Fig. 4: Inhibiting SP or CGRP signaling alleviates inflammation and reduces C. difficile colonization for endemic and hypervirulent epidemic strains.

a-b, CDI were carried out (630 Δerm strain), and colony forming units (CFUs) of C. difficile in faeces were assessed and plotted in a; n=5, 5 mice. Microbiome diversity was assessed and presented as Fisher’s alpha diversity in b; n=18, 16, 5, 10 mice.

c, Cecum injection assays were carried out with TcdB on mice pretreated with vehicle, aprepitant, olcegepant, or fremanezumab; n=15, 12, 11, 3.

d-e, CDI were carried out (630 Δerm) on mice pretreated with vehicle, aprepitant, olcegepant, or fremanezumab; n=13, 7, 8, 8 mice in d; n=3 (d1) and n=6 (d2) in e.

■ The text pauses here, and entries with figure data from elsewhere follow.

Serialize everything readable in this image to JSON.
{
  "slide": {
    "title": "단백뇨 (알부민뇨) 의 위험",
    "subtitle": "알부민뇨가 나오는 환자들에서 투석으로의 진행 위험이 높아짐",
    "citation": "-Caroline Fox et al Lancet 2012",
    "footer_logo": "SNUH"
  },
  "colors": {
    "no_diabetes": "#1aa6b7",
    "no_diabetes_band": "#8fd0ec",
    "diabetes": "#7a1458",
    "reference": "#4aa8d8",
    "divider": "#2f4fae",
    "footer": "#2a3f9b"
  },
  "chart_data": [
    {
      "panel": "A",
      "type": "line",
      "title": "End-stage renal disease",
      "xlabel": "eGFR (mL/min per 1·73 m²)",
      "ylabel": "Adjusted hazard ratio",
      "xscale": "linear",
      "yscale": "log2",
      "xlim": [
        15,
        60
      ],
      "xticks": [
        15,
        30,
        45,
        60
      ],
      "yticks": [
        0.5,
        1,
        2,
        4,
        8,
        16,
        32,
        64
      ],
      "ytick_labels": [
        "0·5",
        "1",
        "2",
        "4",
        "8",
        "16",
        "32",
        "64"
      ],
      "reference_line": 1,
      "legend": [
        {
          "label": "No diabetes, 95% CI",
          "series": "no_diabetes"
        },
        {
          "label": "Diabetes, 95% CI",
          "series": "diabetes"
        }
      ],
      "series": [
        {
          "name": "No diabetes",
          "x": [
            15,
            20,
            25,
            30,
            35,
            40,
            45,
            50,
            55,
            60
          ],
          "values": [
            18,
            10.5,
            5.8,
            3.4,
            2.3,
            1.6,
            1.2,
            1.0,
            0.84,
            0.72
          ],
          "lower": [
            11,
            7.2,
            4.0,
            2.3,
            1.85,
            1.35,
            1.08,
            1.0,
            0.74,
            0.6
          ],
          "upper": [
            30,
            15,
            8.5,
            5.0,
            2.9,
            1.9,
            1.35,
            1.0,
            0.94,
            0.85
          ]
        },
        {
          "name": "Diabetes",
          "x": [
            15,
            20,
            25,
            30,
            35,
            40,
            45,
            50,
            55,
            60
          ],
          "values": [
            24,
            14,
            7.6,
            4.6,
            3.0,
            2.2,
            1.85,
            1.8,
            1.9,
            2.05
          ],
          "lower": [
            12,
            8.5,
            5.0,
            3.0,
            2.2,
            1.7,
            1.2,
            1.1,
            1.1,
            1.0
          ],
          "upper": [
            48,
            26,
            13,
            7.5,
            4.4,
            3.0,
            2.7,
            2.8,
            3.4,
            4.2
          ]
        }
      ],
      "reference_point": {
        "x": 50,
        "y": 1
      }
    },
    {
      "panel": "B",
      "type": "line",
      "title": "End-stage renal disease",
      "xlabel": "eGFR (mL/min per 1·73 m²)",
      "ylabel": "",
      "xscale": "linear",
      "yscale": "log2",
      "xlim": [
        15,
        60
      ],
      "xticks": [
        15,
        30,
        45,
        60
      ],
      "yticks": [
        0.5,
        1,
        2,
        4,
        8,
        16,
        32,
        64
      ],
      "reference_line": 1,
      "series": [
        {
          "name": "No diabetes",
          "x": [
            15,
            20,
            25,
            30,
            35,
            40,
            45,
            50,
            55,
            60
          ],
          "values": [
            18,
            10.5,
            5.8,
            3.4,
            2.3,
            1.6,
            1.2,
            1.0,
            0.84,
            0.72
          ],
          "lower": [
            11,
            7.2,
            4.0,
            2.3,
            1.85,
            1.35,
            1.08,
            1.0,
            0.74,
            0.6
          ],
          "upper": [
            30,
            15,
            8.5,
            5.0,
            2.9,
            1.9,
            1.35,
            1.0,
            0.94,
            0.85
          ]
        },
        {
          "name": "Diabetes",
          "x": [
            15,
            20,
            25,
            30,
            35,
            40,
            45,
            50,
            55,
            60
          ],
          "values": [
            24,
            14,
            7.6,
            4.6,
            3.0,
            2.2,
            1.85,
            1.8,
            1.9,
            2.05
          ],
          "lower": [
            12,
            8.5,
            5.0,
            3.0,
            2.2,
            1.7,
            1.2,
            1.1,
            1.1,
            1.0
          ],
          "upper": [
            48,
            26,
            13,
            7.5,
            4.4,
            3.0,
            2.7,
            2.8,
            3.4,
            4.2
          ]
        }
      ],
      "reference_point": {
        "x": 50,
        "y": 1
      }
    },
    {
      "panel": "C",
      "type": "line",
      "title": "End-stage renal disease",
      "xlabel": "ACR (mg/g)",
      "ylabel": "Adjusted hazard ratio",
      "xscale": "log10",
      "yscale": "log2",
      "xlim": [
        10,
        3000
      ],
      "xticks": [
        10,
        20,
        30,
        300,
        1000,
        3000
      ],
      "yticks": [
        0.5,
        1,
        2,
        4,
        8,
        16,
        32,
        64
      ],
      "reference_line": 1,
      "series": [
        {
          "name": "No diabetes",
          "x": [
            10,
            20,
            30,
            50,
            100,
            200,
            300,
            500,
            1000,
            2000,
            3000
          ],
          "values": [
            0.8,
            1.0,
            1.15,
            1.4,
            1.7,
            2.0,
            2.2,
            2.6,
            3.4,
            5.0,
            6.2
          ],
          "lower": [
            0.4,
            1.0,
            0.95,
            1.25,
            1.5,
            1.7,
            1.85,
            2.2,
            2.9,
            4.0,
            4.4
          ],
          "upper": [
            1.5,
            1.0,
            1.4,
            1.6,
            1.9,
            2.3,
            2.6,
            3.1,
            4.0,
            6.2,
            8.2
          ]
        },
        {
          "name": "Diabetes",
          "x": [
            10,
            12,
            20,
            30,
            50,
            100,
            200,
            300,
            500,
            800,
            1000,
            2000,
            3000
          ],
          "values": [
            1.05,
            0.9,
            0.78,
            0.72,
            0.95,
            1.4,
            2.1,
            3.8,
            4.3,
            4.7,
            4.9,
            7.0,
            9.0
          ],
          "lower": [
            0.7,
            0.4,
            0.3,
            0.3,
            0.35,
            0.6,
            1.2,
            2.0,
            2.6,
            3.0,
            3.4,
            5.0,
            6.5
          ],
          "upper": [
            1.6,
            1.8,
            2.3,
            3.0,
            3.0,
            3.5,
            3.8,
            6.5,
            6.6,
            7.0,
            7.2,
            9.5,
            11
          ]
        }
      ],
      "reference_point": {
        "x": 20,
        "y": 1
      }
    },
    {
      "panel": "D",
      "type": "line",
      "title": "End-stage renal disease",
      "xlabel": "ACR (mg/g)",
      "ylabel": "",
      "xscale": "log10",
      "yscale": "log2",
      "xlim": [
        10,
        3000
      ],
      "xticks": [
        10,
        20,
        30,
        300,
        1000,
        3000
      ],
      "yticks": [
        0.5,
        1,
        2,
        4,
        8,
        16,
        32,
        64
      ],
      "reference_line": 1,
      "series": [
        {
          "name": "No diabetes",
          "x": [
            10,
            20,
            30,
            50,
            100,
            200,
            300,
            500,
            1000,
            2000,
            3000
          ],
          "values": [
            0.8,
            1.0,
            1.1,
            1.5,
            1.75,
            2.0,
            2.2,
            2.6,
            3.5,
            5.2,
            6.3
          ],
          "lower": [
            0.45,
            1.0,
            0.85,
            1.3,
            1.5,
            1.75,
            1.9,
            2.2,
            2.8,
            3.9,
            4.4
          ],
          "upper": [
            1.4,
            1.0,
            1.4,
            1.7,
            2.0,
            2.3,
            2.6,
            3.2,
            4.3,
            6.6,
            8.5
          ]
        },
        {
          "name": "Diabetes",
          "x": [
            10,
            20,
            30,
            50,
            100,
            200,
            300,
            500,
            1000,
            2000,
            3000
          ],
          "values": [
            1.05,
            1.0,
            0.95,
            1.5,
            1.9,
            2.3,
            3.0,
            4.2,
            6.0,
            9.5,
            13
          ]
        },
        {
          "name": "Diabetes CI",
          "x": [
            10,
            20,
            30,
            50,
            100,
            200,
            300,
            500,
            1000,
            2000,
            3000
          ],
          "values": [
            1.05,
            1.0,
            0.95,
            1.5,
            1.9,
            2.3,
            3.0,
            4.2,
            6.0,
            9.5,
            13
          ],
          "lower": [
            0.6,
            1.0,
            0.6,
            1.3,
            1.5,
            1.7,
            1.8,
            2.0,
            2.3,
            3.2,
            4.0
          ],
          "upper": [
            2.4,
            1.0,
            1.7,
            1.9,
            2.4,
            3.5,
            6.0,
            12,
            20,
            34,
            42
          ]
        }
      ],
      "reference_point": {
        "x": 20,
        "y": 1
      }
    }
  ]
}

f-g, TcdB2 induces oedema in WT and Cspg4^−/− mice in the footpad injection assay; n=3, 4, 4 mice. Aprepitant and olcegepant can prevent oedema induced by TcdB2. h.i. TcdB2: heat inactivated TcdB2, n=5, 5, 4 mice.

h-i, CDI with the strain M7404 (TcdA-/TcdB2) of mice pre-treated with vehicle, aprepitant, or olcegepant. Survival is plotted in h, n=31, 28, 21. Histological scores are plotted in i, n=3, 9, 7 mice.

j-k, CDI with the hypervirulent strain R20291 of mice pre-treated with the indicated inhibitor (Combination F+A: fremanezumab plus aprepitant; Combination O+A: olcegepant plus aprepitant). Histopathological scores are shown in j, n= 21, 10, 10, 12, 10, 5 mice; CFUs are shown in k, n= 21, 9, 10, 12, 10, 5 mice.

Statistical analyses for a, b, and e: two-way ANOVA, variables are time and genotype/drug treatment, post-hoc Sidak’s test with comparisons by day. For c, d, f, g, i, j and k: one-way ANOVA (<0.0001 overall) with post-hoc Dunnett’s test compared with vehicle (c, d, g, i, j and k). For h, drugs were compared by Fisher’s test to vehicle controls. Centre line: mean; error bars: SEM; n.s., not significant; p values are exact. n is described from left to right.